We’re all too busy wondering what happened to Malaysia Airlines Flight 370, and whether Putin is toying with World War III. You’ll have to count the angels dancing on the head of a pin all by yourselves, while we look at news reports written by people who concern themselves with the news, not with appearances and politically neutral nomenclature.


Wednesday, April 08, 2009

The New York Crank crankily concurs with TechCrunch.com on this


@%&!!# it!

I am sick of doing media stories. This isn’t an effing media blog. It’s mostly a cranky political blog. But my hand is being forced by the Associated Press.

If I’ve been following all the news stories correctly, the AP is threatening to bring it’s considerable resources down on the head of any poor wretch of a blogger who dares to link to an AP story. For that matter, the way I've read some news stories, they're even threatening bloggers who link to any newspaper story in a paper, website or broadcast medium that is a member ofthe AP. In daily journalism, that’s about every one of ‘em.

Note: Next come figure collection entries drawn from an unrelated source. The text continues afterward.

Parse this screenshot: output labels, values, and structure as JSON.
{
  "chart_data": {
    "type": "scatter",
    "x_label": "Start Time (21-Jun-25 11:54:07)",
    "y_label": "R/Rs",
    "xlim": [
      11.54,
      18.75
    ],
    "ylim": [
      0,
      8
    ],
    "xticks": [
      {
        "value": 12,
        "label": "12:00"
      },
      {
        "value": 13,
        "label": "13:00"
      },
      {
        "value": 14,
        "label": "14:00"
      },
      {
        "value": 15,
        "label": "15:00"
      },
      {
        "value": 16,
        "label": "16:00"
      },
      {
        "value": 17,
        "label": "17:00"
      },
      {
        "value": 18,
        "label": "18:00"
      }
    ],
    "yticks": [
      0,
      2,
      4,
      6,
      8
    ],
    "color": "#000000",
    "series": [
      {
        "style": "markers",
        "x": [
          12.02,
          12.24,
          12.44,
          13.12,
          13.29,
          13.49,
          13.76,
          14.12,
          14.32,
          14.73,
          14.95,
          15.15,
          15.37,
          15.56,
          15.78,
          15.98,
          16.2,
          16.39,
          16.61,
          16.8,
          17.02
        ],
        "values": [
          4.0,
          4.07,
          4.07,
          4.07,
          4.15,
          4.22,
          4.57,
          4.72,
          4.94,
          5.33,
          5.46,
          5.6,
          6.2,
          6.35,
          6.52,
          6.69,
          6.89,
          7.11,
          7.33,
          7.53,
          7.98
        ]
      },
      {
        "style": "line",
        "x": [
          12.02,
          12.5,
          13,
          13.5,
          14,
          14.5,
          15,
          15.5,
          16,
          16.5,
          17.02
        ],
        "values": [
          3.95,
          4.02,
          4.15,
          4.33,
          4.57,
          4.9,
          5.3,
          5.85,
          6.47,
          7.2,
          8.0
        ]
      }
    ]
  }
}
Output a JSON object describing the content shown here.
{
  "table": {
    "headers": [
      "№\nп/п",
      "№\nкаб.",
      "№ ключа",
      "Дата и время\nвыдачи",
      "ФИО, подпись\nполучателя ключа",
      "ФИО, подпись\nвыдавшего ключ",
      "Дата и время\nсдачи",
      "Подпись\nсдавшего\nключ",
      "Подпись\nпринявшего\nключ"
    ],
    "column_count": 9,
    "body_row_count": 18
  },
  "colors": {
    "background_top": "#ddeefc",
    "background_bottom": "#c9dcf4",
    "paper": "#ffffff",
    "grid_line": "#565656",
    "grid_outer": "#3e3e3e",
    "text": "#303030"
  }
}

The nincompoops on the AP board are the thickest dunderheads to come down the pike since God invented the morons who defend AIG bonuses.

The AP's theory is that even by linking to their content — or to the various online publications that use their content — bloggers, including us unpaid bloggers, are somehow profiting from their labor.

Gimme a break! When we link our comments about the news to a newspaper or AP story, we're generating traffic for their own websites, which profit from every page view. If they stop us, they're cutting off their noses to...well, you know the old cliche. The AP reminds me of the 19th Century Luddites who destroyed the fabric mills that might have directly or indirectly employed them so they could eke out a subsistence living as cottage weavers.

This idiocy needs to be slapped down. So I have to concur with techcrunch.com, that hereafter I will not link to any AP story, or to any newspaper website which on at least cursory inspection appears to belong to AP.

Instead, I will hearafter mention that “I read somewhere…” or that “I heard on a bus…” since what I’ll be repeating will be old news by the time I heard about it anyway. Who knows where I hear about things these days? A bus is as good as the New York Times, the Washington Post, or the Dayton (Ohio) Daily News. They can go generate their own Internet views. Got me?

For additional details on the total idiocy of the AP policy, see Mathew Ingram’s analysis, here.

Thursday, February 26, 2009

Associated Press reporter gets lost, can't find where he's reporting from

In an article datelined Danville, Calif., an Associated Press reporter today told the story of a couple who won a house in nearby Marin County, after the family breadwinner had lost his job.

And then the intrepid AP reporter revealed:

The house is in upscale Marin County, just north of San Francisco. The couple already own a home in Danville, a suburb south of San Francisco...
Small detail: Danville is a suburb east, not south of San Francisco. Check it out on the map.

Which raises some interesting questions such as:

• Did the reporter know where he or she was while reporting from Danville?

• Assuming the reporter is based at AP's San Francisco bureau, how did he or she get to Danville in the first place? Maybe while sleeping in the back of a helicopter?

• Is the AP fudging around here and actually reporting from San Francisco, doing its interviews via phone, and only pretending (tch tch) to be reporting directly from Danville?

My own theory is that the AP isn't lying about datelines. Its reporter somehow got to Danville, but now is hopelessly lost there and can't find his way home. Well, if he camps out on the streets, there's a terrific farmers' market there on Saturdays. Great produce!

This is an example of the sloppy reporting and editing you get when the news business, under pressure, pares down its staffing so severely that its "reporters" and the people who edit their copy don't have a clue where they're reporting from.

This time it's only a warm-your-heart feature story about a family that lost its source of income but won a$2 million house. Imagine what the AP is missing — or getting wrong — in Washington.